PNNL

Abstract

Implicit solvent models are a computationally efficient method of representing solid/liquid interfaces, which are prevalent in electrocatalysis, energy storage and materials science. However, electronic structure changes induced by the dielectric continuum at the metallic surface are not fully understood. To address this, we compare implicit and explicit water models for the Pt(111)/water interface using ab initio molecular dynamics (AIMD) simulations and Poisson-Boltzmann continuum solvation models within large scale density functional theory calculations. In our implicit solvation calculations, we show that the work function of the Pt(111)/water interface can be parametrized in terms of the electronic structure changes occurring at an equilibrated Pt(111)/water AIMD simulation (??pol = -1.27).

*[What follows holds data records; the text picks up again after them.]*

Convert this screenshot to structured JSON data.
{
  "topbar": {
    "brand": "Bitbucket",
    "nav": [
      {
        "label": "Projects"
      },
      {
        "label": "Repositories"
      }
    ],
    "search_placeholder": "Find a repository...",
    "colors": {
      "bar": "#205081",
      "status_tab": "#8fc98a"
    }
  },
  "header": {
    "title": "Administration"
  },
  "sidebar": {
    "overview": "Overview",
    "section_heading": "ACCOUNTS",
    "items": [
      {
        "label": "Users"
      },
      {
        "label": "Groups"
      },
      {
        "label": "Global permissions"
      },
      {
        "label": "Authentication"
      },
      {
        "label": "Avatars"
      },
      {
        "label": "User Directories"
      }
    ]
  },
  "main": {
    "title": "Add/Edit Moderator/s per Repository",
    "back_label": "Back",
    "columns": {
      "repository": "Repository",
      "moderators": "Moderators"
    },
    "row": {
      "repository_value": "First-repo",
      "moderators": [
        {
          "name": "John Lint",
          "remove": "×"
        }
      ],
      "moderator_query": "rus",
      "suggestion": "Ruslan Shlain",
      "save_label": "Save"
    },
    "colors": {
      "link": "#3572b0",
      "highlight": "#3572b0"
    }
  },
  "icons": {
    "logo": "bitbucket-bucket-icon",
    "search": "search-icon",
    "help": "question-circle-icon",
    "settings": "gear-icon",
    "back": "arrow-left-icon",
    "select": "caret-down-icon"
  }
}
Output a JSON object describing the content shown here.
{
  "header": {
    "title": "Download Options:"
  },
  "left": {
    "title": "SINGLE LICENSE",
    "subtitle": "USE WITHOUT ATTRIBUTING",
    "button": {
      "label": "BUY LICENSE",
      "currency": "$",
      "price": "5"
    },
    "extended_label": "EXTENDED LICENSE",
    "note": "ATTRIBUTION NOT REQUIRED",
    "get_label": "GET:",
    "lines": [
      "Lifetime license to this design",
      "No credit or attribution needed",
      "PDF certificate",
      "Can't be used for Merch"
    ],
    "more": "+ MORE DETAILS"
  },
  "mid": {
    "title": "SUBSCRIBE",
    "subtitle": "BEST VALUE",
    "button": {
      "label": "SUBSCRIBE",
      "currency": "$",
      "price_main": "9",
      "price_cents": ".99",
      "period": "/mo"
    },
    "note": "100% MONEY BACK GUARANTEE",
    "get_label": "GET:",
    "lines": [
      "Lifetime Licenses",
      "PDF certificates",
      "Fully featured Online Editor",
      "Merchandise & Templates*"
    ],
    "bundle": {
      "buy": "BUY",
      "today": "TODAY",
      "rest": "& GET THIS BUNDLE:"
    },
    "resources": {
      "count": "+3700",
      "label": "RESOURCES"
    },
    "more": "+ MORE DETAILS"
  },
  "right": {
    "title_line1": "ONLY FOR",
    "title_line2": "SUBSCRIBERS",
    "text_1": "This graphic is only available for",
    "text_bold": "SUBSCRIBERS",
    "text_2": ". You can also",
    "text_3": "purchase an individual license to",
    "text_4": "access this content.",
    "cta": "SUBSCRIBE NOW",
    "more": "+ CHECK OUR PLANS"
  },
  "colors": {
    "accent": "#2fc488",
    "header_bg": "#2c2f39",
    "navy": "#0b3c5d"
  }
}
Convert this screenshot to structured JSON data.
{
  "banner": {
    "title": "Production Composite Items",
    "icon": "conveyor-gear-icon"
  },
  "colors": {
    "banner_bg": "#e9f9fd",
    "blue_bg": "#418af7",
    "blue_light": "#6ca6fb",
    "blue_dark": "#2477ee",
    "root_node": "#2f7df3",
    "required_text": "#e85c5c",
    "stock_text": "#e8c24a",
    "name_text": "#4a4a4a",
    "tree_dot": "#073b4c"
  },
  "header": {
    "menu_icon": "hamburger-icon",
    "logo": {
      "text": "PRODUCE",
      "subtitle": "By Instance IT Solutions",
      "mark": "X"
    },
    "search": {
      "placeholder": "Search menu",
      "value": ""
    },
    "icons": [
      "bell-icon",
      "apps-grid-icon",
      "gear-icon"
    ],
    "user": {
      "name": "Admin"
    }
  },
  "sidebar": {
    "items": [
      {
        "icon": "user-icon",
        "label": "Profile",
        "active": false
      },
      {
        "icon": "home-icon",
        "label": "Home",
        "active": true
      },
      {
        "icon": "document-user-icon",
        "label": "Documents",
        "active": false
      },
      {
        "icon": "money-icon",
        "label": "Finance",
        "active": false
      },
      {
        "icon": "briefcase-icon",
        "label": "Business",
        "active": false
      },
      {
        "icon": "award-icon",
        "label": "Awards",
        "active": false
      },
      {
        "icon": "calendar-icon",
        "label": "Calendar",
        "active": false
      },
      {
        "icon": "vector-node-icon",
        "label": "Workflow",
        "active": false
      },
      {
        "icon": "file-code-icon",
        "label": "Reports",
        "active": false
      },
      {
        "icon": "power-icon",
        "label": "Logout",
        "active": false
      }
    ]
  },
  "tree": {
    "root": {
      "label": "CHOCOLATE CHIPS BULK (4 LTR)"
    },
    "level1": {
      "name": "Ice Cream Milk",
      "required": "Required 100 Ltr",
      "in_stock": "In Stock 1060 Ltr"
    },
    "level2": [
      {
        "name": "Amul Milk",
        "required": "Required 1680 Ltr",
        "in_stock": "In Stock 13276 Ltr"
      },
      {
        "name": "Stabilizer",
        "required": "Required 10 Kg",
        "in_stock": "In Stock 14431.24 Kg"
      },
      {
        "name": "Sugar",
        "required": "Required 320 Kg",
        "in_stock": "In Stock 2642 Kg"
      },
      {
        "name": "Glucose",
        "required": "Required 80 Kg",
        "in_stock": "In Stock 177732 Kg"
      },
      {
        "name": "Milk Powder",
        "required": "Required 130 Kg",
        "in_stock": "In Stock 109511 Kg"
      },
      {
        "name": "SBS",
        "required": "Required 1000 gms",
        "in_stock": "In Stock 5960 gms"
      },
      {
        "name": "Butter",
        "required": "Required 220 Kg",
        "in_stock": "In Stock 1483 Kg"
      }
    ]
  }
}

We further compare the geometry and charge density based dielectric cavitation methods for the adsorption of phenol on Pt(111), and demonstrate how the ability to parametrize cavity of individual atoms is key to obtaining accurate enthalpy changes under aqueous conditions. In addition, we show that electronic structure changes induced by both solvent models follow largely similar trends in terms of density difference profiles and d-band projected density of states. We therefore demonstrate that it is possible to use an implicit solvent model to capture the main electronic effects of the solvent on the metallic surface and nanoparticles, which will allow computationally efficient simulations of interfacial processes.